Jackie se mostraba aturdida. El respingo ante Maya había sido instintivo, la incredulidad absorbía toda su energía. Era lo que se podía esperar de cualquier ser humano, y acaso era peor si uno no se había llevado bien con el hijo, peor que si uno los amaba… Ah, Dios.

—Vayan —dijo Maya a la auxiliar, y con una mirada ordenó a Athos que ayudara. El hombre causaría impresión en Jackie, de una manera o de otra. Entre los dos se la llevaron. Seguía teniendo la espalda más hermosa del mundo, y porte de reina. Eso cambiaría cuando la noticia se filtrara en su interior.

Más tarde Maya se encontró en el extremo sudeste de la ciudad iluminada, donde negras bermas de escoria bordeaban la lámina estrellada del canal. Parecía el documento de una vida: brillantes garabatos que se desplazaban hacia un negro horizonte. Estrellas en el cielo y a sus pies. Una pista oscura sobre la que se deslizaban sin ruido.

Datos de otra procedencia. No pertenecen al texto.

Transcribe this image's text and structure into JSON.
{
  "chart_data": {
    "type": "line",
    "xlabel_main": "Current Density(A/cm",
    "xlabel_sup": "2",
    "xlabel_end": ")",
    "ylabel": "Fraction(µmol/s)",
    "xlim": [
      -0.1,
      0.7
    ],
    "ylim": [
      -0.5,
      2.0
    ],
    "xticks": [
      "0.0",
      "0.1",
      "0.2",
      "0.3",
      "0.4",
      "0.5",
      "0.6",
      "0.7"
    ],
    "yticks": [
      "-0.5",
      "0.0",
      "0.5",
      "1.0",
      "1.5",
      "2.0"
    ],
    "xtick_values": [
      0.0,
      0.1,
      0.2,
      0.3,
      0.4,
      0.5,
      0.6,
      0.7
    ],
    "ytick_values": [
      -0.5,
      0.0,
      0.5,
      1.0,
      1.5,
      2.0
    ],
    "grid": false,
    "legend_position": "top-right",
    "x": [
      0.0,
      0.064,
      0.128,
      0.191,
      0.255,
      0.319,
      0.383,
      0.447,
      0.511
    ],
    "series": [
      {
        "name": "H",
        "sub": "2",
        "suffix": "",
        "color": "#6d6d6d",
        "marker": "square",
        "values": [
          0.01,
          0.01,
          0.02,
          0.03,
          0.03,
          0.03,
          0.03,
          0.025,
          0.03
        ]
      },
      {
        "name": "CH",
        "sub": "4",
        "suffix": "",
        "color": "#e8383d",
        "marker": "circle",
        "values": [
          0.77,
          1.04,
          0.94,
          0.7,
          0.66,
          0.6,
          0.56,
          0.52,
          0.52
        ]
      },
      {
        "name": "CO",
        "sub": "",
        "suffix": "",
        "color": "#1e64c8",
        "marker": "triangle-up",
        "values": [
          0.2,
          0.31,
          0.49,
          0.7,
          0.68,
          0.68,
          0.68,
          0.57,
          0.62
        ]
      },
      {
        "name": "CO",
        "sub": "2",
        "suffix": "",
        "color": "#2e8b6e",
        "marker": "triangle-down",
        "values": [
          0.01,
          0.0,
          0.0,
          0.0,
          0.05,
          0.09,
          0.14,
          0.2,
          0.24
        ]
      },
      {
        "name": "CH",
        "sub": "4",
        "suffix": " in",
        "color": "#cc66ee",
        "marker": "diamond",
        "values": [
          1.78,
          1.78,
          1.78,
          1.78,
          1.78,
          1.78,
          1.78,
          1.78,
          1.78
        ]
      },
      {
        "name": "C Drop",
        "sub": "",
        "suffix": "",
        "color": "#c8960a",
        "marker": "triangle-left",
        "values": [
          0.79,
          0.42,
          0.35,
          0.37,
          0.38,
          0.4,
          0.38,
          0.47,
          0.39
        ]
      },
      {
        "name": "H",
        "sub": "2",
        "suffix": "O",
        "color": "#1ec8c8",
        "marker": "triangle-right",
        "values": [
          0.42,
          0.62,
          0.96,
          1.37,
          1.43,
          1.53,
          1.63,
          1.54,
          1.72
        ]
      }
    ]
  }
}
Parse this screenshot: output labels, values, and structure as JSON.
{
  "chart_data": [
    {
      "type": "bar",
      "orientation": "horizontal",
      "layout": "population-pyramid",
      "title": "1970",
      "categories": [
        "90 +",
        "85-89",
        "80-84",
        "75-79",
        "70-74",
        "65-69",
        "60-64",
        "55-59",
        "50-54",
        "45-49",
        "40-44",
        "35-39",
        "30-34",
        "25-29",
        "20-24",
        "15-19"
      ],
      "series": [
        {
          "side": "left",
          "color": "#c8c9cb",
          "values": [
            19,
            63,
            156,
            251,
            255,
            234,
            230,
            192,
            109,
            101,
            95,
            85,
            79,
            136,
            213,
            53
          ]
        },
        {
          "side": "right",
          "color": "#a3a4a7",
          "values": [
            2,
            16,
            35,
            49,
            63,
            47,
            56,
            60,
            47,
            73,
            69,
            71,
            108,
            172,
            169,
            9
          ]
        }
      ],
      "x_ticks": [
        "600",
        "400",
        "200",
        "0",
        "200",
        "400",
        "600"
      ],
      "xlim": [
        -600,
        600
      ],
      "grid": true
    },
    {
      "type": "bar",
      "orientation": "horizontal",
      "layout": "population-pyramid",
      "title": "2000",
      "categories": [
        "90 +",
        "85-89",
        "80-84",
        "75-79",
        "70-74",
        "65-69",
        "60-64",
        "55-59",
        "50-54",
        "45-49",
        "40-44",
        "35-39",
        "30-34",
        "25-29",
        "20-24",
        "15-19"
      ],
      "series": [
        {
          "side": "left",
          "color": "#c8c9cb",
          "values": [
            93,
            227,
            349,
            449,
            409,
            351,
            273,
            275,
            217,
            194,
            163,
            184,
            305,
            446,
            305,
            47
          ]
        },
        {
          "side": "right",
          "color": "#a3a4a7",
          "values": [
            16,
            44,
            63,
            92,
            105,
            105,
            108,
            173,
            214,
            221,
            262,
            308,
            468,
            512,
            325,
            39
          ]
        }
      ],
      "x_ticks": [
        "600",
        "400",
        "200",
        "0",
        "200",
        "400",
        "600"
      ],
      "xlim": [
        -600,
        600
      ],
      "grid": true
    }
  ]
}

Regresó al barco y subió por la pasarela tambaleándose. Era angustioso sentirse así por un enemigo, perderlo como consecuencia de un desastre de esa magnitud.

—¿A quién voy a odiar ahora? —le gritó a Michel.

—Bueno… —dijo Michel, sobresaltado, y en un tono tranquilizador añadió—: Seguro que encontrarás a alguien.

Maya soltó una risotada. Michel esbozó una breve sonrisa y luego se encogió de hombros, con expresión grave. Él nunca se había dejado engañar por el tratamiento. Eran cuentos de inmortalidad en carne mortal, insistía siempre. Mostraba un pesimismo categórico, y ahí tenían una nueva prueba.